Hard science fiction

Recommended by Eliezer Yudkowsky (see below), and is a prerequisite along with Vernor Vinge's A Fire Upon the Deep, which I already wanted to read, for his short story The Finale of the Ultimate Meta Mega Crossover. Sounds interesting.

Bought it for Kindle on the 10th of February 2013 with money given to me by Ed and Kevin for Christmas 2012.

Length[]

No idea. Supposedly 382 real pages.

First read (February 2013)[]

13 02 21 Permutation City

Finished, February 21st 2013.

13 02 21 Permutation City

Progress graph, generated by Goodreads.

Format[]

Kindle edition. 382 pages, says Amazon (pinch of salt).

Journal[]

Started it on the 15th of February 2013, having finished River Out of Eden and eager to get stuck in to the hoard of books I'd bought with Christmas vouchers (including Zones of Thought, The City & the City, The Book of New Sun, Kil'n People, The Light of Other Days, and A Devil's Chaplain).

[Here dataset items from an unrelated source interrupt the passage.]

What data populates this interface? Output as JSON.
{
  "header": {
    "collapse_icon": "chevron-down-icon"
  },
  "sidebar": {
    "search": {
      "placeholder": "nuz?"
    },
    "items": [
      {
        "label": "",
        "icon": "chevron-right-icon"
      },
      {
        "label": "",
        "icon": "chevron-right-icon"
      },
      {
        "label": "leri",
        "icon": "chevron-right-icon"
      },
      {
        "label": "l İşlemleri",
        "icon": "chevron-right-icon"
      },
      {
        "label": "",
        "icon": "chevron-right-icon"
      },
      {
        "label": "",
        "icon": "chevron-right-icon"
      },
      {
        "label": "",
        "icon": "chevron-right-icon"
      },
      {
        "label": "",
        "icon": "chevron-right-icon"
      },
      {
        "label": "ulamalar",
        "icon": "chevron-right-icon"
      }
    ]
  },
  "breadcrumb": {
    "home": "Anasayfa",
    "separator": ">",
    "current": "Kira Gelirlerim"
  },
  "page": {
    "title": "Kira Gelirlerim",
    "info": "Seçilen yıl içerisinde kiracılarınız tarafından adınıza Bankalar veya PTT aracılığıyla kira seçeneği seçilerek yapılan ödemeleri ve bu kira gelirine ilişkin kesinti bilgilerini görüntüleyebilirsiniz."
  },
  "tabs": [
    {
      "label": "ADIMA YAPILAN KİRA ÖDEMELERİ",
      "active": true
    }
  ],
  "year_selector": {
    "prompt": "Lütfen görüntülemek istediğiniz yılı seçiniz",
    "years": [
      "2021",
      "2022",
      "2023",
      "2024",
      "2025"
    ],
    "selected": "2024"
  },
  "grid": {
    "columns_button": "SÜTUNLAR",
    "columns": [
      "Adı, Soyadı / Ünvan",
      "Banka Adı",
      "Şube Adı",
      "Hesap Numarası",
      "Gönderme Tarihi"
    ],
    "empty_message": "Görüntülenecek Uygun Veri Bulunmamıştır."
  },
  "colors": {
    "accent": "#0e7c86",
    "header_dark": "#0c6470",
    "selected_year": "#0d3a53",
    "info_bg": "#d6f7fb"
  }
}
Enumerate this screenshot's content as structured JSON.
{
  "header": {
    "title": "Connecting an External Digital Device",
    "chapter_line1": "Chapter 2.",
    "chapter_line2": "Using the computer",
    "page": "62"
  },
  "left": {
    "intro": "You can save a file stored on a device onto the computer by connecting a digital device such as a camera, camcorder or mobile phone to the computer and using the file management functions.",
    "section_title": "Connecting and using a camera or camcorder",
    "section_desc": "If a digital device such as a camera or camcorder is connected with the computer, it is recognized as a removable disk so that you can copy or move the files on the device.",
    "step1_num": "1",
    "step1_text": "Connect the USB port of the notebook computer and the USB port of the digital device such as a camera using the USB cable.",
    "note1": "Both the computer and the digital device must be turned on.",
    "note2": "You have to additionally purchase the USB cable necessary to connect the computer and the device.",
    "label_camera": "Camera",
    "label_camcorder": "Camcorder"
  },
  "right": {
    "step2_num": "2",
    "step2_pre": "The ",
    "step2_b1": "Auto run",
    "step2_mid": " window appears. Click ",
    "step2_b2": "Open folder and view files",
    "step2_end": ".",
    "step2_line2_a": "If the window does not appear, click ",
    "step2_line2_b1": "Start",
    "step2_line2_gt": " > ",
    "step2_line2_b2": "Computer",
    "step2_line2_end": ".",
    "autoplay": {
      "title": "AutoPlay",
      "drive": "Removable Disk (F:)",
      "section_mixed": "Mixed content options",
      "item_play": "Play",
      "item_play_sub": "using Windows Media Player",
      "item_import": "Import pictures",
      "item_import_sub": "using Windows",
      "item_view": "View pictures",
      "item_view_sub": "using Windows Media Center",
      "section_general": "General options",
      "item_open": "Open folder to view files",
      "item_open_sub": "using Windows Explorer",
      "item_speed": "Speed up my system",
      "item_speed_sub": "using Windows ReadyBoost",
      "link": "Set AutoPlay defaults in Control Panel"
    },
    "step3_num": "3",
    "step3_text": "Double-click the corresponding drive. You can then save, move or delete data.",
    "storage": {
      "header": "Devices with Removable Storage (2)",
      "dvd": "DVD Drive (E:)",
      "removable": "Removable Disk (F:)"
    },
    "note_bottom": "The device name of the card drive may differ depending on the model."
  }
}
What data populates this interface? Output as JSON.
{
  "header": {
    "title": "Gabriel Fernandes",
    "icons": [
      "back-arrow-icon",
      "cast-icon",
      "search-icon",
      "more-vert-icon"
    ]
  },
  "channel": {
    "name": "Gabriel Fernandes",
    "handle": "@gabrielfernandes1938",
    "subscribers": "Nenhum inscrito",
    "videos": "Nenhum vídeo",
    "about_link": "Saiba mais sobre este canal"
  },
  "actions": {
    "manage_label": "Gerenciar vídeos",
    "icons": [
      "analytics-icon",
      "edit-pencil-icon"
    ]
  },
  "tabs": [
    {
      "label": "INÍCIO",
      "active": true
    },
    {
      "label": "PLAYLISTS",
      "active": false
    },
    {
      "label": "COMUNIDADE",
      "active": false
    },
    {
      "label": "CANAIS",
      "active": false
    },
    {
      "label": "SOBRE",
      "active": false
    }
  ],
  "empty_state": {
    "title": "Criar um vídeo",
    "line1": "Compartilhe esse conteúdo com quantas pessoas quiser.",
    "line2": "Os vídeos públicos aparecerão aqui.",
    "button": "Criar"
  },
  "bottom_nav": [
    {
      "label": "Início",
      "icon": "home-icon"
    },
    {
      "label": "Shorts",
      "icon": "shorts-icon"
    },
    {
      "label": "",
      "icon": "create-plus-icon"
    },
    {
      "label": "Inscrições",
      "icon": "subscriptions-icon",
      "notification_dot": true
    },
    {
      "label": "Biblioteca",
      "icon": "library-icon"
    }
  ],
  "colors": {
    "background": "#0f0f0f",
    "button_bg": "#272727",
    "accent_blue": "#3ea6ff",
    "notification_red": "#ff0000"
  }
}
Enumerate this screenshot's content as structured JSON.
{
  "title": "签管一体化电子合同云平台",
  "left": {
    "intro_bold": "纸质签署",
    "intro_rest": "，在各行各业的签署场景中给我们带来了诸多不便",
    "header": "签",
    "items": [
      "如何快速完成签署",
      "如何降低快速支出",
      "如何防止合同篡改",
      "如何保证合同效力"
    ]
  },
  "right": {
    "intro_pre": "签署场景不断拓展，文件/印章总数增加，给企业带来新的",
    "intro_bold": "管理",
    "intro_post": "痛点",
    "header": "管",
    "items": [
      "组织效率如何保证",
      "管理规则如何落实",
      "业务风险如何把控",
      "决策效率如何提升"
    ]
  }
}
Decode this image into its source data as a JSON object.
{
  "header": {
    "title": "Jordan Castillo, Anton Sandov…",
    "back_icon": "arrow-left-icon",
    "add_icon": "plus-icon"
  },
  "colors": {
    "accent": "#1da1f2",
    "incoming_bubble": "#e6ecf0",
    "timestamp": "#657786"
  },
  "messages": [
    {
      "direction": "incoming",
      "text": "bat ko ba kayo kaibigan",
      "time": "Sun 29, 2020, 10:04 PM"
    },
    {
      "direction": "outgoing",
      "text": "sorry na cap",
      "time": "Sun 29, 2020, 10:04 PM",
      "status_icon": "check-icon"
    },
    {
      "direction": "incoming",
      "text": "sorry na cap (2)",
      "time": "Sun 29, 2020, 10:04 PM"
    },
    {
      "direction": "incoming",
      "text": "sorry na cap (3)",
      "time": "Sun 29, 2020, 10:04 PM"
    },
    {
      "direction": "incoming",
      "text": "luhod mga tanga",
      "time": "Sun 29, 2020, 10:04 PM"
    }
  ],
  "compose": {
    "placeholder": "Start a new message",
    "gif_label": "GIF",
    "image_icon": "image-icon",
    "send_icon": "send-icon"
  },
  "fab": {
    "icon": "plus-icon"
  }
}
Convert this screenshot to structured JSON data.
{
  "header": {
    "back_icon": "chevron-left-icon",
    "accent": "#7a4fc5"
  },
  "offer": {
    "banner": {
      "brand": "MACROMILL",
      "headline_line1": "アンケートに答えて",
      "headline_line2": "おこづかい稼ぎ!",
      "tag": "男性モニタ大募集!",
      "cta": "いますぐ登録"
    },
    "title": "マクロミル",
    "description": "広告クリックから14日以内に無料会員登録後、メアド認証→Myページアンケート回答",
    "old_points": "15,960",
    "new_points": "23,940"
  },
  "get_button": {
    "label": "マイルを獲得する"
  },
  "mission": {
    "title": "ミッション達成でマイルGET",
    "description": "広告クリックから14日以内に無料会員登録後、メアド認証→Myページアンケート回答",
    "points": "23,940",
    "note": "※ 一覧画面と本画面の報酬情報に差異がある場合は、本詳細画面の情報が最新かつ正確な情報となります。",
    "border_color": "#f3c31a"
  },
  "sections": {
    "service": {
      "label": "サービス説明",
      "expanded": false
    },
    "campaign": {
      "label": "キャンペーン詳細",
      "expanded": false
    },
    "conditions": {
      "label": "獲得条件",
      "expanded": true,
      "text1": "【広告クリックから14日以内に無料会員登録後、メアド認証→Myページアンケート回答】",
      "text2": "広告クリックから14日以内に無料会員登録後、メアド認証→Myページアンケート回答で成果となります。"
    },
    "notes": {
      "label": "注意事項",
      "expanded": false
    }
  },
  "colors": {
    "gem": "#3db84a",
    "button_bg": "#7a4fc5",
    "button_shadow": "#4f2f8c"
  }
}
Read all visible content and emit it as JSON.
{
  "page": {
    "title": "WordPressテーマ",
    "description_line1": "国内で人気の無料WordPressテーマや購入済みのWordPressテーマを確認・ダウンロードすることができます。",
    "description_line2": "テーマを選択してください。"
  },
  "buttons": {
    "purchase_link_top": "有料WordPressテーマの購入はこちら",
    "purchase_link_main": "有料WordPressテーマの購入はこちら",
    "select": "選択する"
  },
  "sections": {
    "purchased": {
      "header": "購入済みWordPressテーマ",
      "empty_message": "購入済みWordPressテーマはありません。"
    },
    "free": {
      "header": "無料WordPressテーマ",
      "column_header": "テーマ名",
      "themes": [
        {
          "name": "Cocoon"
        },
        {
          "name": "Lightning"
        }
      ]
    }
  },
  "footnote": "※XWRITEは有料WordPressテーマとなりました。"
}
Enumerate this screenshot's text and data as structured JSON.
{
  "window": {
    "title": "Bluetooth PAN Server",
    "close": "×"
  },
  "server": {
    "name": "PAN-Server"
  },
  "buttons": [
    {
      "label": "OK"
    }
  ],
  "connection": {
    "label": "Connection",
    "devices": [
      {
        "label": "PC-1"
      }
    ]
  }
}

Finished it on the 21st of February, on the way home from school. It was totally loopy, I immediately grokked the whole premise of copies and the theory that continuity of perception needn't rely on you being 'processed' in 'realtime', which I suppose was what blew Eliezer Yudkowsky away as a kid, but everything else was insane and made no sense to me whatsoever. How the hell did they 'seed' a new dust reality? Just what the hell was the whole 'expanding computer' thing? Why, if they were a random series of isolated bits of spacetime, did their reality follow any rules and not go completely crazy every 5 minutes? Isn't that slightly more likely? And if that wasn't bad enough, why the hell did it matter that the Lambertians didn't believe in them? Really seriously big flaws, these.

Rating[]

0

Reading record[]

Previous book: Richard Dawkins, River Out of Eden

Next book: David Brin, Kil'n People

Ratings, awards, mentions and recommendations[]

Yudkowsky's recommendation[]

Books of future shock[]

This is simply the best science-fiction book ever written, the Grand Bull Moose Award Winner for really really good fiction. It is, in short, my all-time favorite.

Can you imagine a book where the premise is that human beings have been scanned into computers as virtual Copies? "Darn it," you cry, "now you've spoiled it for me!" Oh, no, I haven't. Can you imagine a book where this concept is introduced on the first page?

That bit about Copies? That's not the plot. That's just the starting assumption. The surprises this book delivers are unbelievable. It shocked the living daylights out of me.

But I wouldn't want to spoil it for you. So if you want to know more, read the book.